4 minuty
Płot z palet
Ja naprawdę wyobrażałam sobie to wszystko inaczej… Mieliśmy tylko ogarnąć trawnik, założyć foliowiec i zadbać o parę grządek z podstawowymi warzywkami. Miałam wypoczywać na leżaku, popijać kawę i czytać książkę. Hahaha! Naiwna 😀 Może jeszcze kiedyś ten moment nastąpi, w tej chwili ogród nie pozwala mi na wytchnienie, ale tak naprawdę to wszystko pochłonęło mnie tak bardzo, że wcale nie jestem zawiedziona.

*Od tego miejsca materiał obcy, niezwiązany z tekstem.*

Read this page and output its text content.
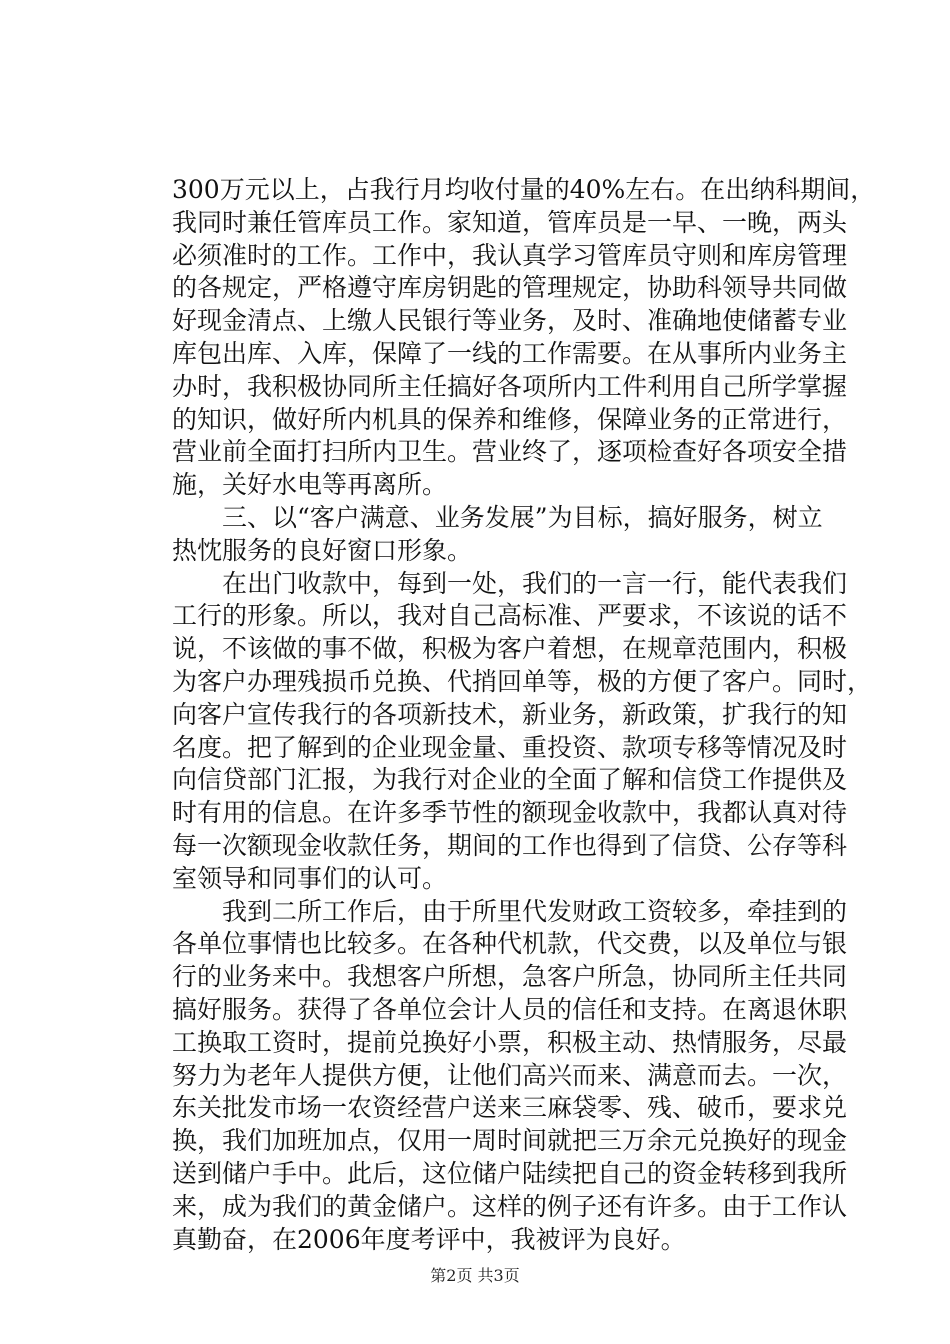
300万元以上，占我行月均收付量的40%左右。在出纳科期间，
我同时兼任管库员工作。家知道，管库员是一早、一晚，两头
必须准时的工作。工作中，我认真学习管库员守则和库房管理
的各规定，严格遵守库房钥匙的管理规定，协助科领导共同做
好现金清点、上缴人民银行等业务，及时、准确地使储蓄专业
库包出库、入库，保障了一线的工作需要。在从事所内业务主
办时，我积极协同所主任搞好各项所内工件利用自己所学掌握
的知识，做好所内机具的保养和维修，保障业务的正常进行，
营业前全面打扫所内卫生。营业终了，逐项检查好各项安全措
施，关好水电等再离所。
三、以“客户满意、业务发展”为目标，搞好服务，树立
热忱服务的良好窗口形象。
在出门收款中，每到一处，我们的一言一行，能代表我们
工行的形象。所以，我对自己高标准、严要求，不该说的话不
说，不该做的事不做，积极为客户着想，在规章范围内，积极
为客户办理残损币兑换、代捎回单等，极的方便了客户。同时，
向客户宣传我行的各项新技术，新业务，新政策，扩我行的知
名度。把了解到的企业现金量、重投资、款项专移等情况及时
向信贷部门汇报，为我行对企业的全面了解和信贷工作提供及
时有用的信息。在许多季节性的额现金收款中，我都认真对待
每一次额现金收款任务，期间的工作也得到了信贷、公存等科
室领导和同事们的认可。
我到二所工作后，由于所里代发财政工资较多，牵挂到的
各单位事情也比较多。在各种代机款，代交费，以及单位与银
行的业务来中。我想客户所想，急客户所急，协同所主任共同
搞好服务。获得了各单位会计人员的信任和支持。在离退休职
工换取工资时，提前兑换好小票，积极主动、热情服务，尽最
努力为老年人提供方便，让他们高兴而来、满意而去。一次，
东关批发市场一农资经营户送来三麻袋零、残、破币，要求兑
换，我们加班加点，仅用一周时间就把三万余元兑换好的现金
送到储户手中。此后，这位储户陆续把自己的资金转移到我所
来，成为我们的黄金储户。这样的例子还有许多。由于工作认
真勤奋，在2006年度考评中，我被评为良好。
第2页 共3页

Kolejną konstrukcją która zagości w ogrodzie jest płot, a właściwie płoty modułowe, które ochronią warzywa przed moimi „szkodnikami”. Właściwie ta ochrona działa w dwie strony, większość warzyw jest w skrzyniach i nie chciałabym, aby ktoś się tam potknął i uderzył.
Psinie w tym roku odbiło, depcze wszystko co popadnie, w ogóle się nie słucha, cieszę się, że to mały kundelek, a nie jakiś ciężki bernardyn, bo dopiero byłby pogrom. Natomiast moja córka, kiedy przestała być niemowlakiem, stała się jeszcze bardziej ruchliwa, choć nie wyobrażałam sobie, że ktokolwiek na świecie może ruszać się jeszcze szybciej :O ;D
Było wiele pomysłów, jestem fanką sielskich płotków z patyczków, na to materiał zawsze się znajdzie, szczególnie, kiedy nastaje pora przycinania drzewek i krzewów, po przemyśleniu tematów postawiłam jednak na coś mocniejszego.
Płot powstał z używanych palet, niektóre były nawet dość porządne, a najlepsze jest to, że nie kosztował mnie ani grosza! A przepraszam, kupiłam łom z łapką do gwoździ za całe 13 zł na Allegro. Przyda mi się jeszcze nie raz.
W moim odczuciu, całe przedsięwzięcie nie było ani niczym trudnym, ani jakoś szczególnie pracochłonnym, za to rozciągniętym dość w czasie, ponieważ na takie prace mam maksymalnie dwie godziny dziennie i też nie dzień w dzień.
Każdy moduł składa się z czterech elementów i jest bardzo prosty do wykonania w kilku krokach:
KROK 1
Mąż w ramach ogródkowej pomocy rozmontował mi palety na części. Gdyby nie to, męczyłabym się z tym chyba do końca roku, a tak miałam ułatwione zadanie.
KROK 2
Pozostało pociąć deski na konkretny wymiar, nogi ucięłam pod skosem, aby łatwiej wchodziły w ziemię.
KROK 3
Mam dostęp do wkrętów z odzysku, więc takich użyłam. Po dwa, trzy na łączeniu – nie ma co żałować.
KROK 4
W piwnicy odkopałam stary, przeterminowany impregnat, który pozostał jeszcze z wymiany belek pod dachem. Nadał się idealnie do malowania, mimo, że nie byłam do końca przekonana do tego koloru. Teraz jednak uważam, że nadał charakteru mojemu ogródkowi.
KROK 5
Pozostało odczekać, aż impregnat wyschnie i wbić płoty w ziemię dużym młotem.
Nie obyło się bez problemów. Okazuje się, że AKURAT W TYM MIEJSCU na głębokości około 30 cm. Wkopane są cegły… Do tego pionowo… Co pół metra… Działka i dom są poniemieckie, więc w ziemi znajdują się różne niespodzianki. No trudno – po paru niecenzuralnych słowach skierowanych w stronę gleby – pokornie wykopuję, dzięki czemu uzyskuję kilka cegieł – na pewno się przydadzą.
Ponieważ nie dorobiłam się jeszcze porządnej piły na akumulator (nie mam prądu w ogrodzie), wszystko cięłam piłą ręczną. Może nie jest to najprzyjemniejsze zajęcie, ale przy cienkich deskach nie było to utrudnieniem.
Wielką zaletą tej mojej „konstrukcji” jest to, że płotki mogę dowolnie przestawić w razie zmiany koncepcji zagospodarowania terenu, ponieważ są one wbijane. W ogrodzie ciągle coś zmieniam, coś nowego powstaje, z czegoś nie do końca jestem zadowolona, więc mobilność mojego ogrodzenia jest bardzo ważna. Wszystko trzyma się dobrze, planuję jeszcze zrobić bramki, ale na tę chwilę już widzę, że moje małe „szkodniki” częściowo straciły chęć zapuszczania się w te rejony, a i ja mam chwilę wytchnienia.